É, com efeito, alentador ver um teólogo da envergadura de Webster não capitular à negligência ou indiferença em relação ao papel da Escritura e da Igreja no seu trabalho teológico. Afinal, “a teologia é um ofício da igreja” (p. 10) e, ademais, a “teologia não é pensamento ou expressão livres… Teologia não é liberdade de expressão, mas discurso sagrado… Somente quando trabalhamos sob a tutela, autoridade e proteção da Igreja é que a teologia e livre” (p. 11).

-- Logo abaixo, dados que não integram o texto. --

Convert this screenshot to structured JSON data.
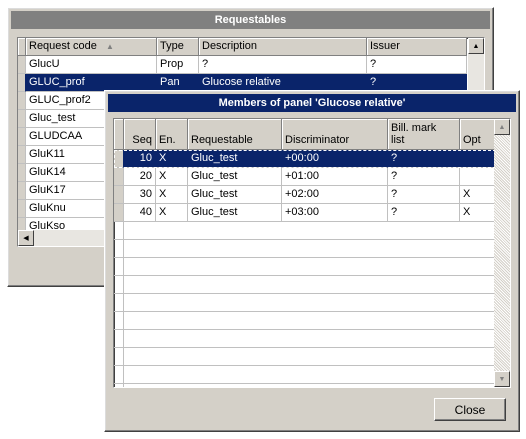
{
  "requestables_window": {
    "title": "Requestables",
    "columns": [
      "Request code",
      "Type",
      "Description",
      "Issuer"
    ],
    "rows": [
      {
        "code": "GlucU",
        "type": "Prop",
        "description": "?",
        "issuer": "?"
      },
      {
        "code": "GLUC_prof",
        "type": "Pan",
        "description": "Glucose relative",
        "issuer": "?"
      },
      {
        "code": "GLUC_prof2",
        "type": "",
        "description": "",
        "issuer": ""
      },
      {
        "code": "Gluc_test",
        "type": "",
        "description": "",
        "issuer": ""
      },
      {
        "code": "GLUDCAA",
        "type": "",
        "description": "",
        "issuer": ""
      },
      {
        "code": "GluK11",
        "type": "",
        "description": "",
        "issuer": ""
      },
      {
        "code": "GluK14",
        "type": "",
        "description": "",
        "issuer": ""
      },
      {
        "code": "GluK17",
        "type": "",
        "description": "",
        "issuer": ""
      },
      {
        "code": "GluKnu",
        "type": "",
        "description": "",
        "issuer": ""
      },
      {
        "code": "GluKso",
        "type": "",
        "description": "",
        "issuer": ""
      }
    ],
    "sort_indicator": "▲"
  },
  "members_window": {
    "title": "Members of panel 'Glucose relative'",
    "columns": {
      "seq": "Seq",
      "en": "En.",
      "requestable": "Requestable",
      "discriminator": "Discriminator",
      "bill_line1": "Bill. mark",
      "bill_line2": "list",
      "opt": "Opt"
    },
    "rows": [
      {
        "seq": "10",
        "en": "X",
        "requestable": "Gluc_test",
        "discriminator": "+00:00",
        "bill": "?",
        "opt": ""
      },
      {
        "seq": "20",
        "en": "X",
        "requestable": "Gluc_test",
        "discriminator": "+01:00",
        "bill": "?",
        "opt": ""
      },
      {
        "seq": "30",
        "en": "X",
        "requestable": "Gluc_test",
        "discriminator": "+02:00",
        "bill": "?",
        "opt": "X"
      },
      {
        "seq": "40",
        "en": "X",
        "requestable": "Gluc_test",
        "discriminator": "+03:00",
        "bill": "?",
        "opt": "X"
      }
    ],
    "close_label": "Close"
  },
  "colors": {
    "titlebar_inactive": "#808080",
    "titlebar_active": "#0a246a",
    "selection": "#0a246a"
  }
}
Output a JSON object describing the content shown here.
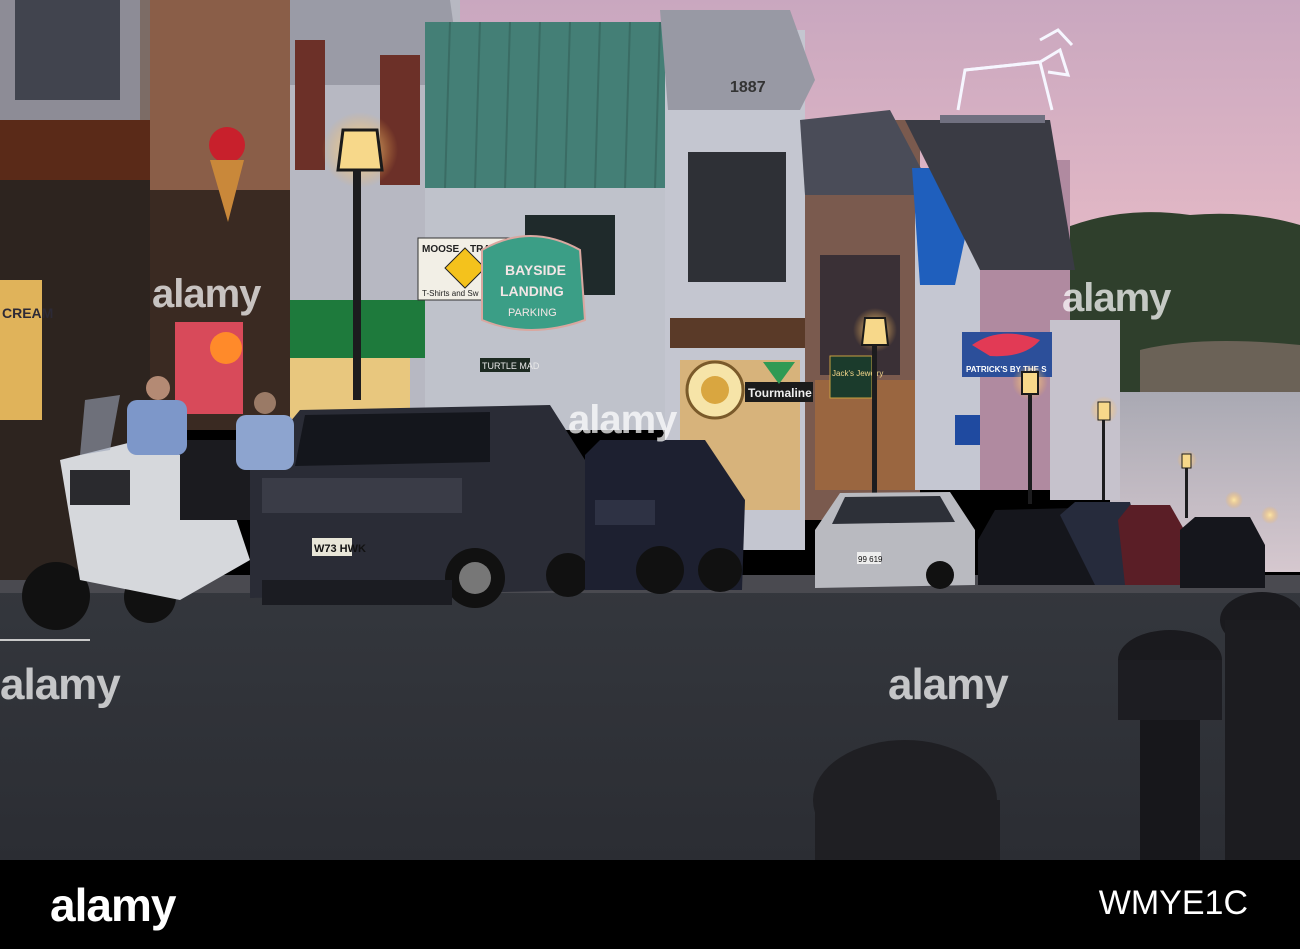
{
  "signs": {
    "moose_line1": "MOOSE",
    "moose_line2": "TRACKS",
    "moose_line3": "T-Shirts and Sw",
    "bayside_line1": "BAYSIDE",
    "bayside_line2": "LANDING",
    "bayside_line3": "PARKING",
    "tourmaline": "Tourmaline",
    "jacks": "Jack's Jewelry",
    "patricks": "PATRICK'S BY THE S",
    "year": "1887",
    "cream": "CREAM",
    "turtle": "TURTLE MAD"
  },
  "plates": {
    "suv": "W73 HWK",
    "silver_car": "99 619"
  },
  "watermarks": {
    "brand": "alamy"
  },
  "footer": {
    "logo": "alamy",
    "image_id": "WMYE1C"
  }
}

Essa teologia edifica os santos de Deus “ao testificar do evangelho como promessa e afirmação da verdade. No trabalho teológico da igreja, o evangelho é articulado como a norma de louvor, confissão e ação da igreja, e a base da compreensão da igreja sobre a natureza e a história humana” (p. 14). Essa teologia, caso queira mostrar-se fiel ao seu propósito, deve concentrar-se em duas tarefas: a exegese e a dogmática. Diz-nos Webster: “A exegese é de importância supremamente crítica, porque [é] o principal instrumento por meio do qual Cristo publica o evangelho… Exegese é a tentativa de ouvir o que o Espírito diz às igrejas; sem isso, a teologia não pode nem começar a cumprir seu ofício” (p. 15).
Quanto à dogmática, trata-se de algo “complementar, mas estritamente subordinado à tarefa exegética. Não é um aprimoramento da Sagrada Escritura, substituindo a linguagem informal e ocasional da Escritura por formas conceituais que são mais organizadas, mais sofisticadas ou mais firmemente fundamentadas” (p. 16). E embora haja riscos e perigos nessa “sofisticação técnica”, tal tarefa “só é viciosa quando se deixa escapar do fim adequado da teologia, que é a edificação dos santos” (p. 17).
Ora, este é o primeiro livro de John Webster publicado em português – o primeiro de muitos, assim espero. Resistindo à tentação de reproduzir inúmeras frases do livro, restrinjo-me a apenas duas, que julgo suficientes para ter-se uma percepção da sofisticada abordagem teológica do autor:
“Persuadir nossa cultura de que a santidade é de suma importância para seu bem-estar exigirá não apenas a conversão da cultura, mas também a conversão contínua da igreja ao evangelho da santidade. Um aspecto crucial da santidade é o crescimento em concentração: a focalização da mente, da vontade e das afeições no Deus santo e em seus caminhos conosco. Este livro foi uma tentativa de tal concentração. No entanto, promover a concentração não é obra da teologia, mas de Deus, e, assim, é uma questão de oração.” (p. 351)
“Como Pai, Deus é aquele que deseja e propõe desde toda a eternidade a separação da humanidade como um povo santo, destinado à comunhão consigo mesmo. Como Filho, Deus é aquele que conquista essa separação da humanidade ao resgatá-la de sua contaminação e de sua escravidão à impiedade. Como Espírito, Deus é aquele que completa ou aperfeiçoa essa separação ao santificar a humanidade e trazê-la à reta comunhão com o Deus santo. Que seja assim conosco.” (p. 330)
Como talvez já se perceba a partir dessas breves considerações, Webster dedica-se ao tema da santidade tanto com a clareza de um dogmático quanto com o rigor de um acadêmico; no entanto, a obra se destaca sobretudo porque, em nenhum momento, perde de vista a relação viva e dinâmica entre santidade e vida trinitária, entre o povo eleito e santificado e o Deus triúno que não somente nos salva mas também nos santifica pela fé (Atos 26.18).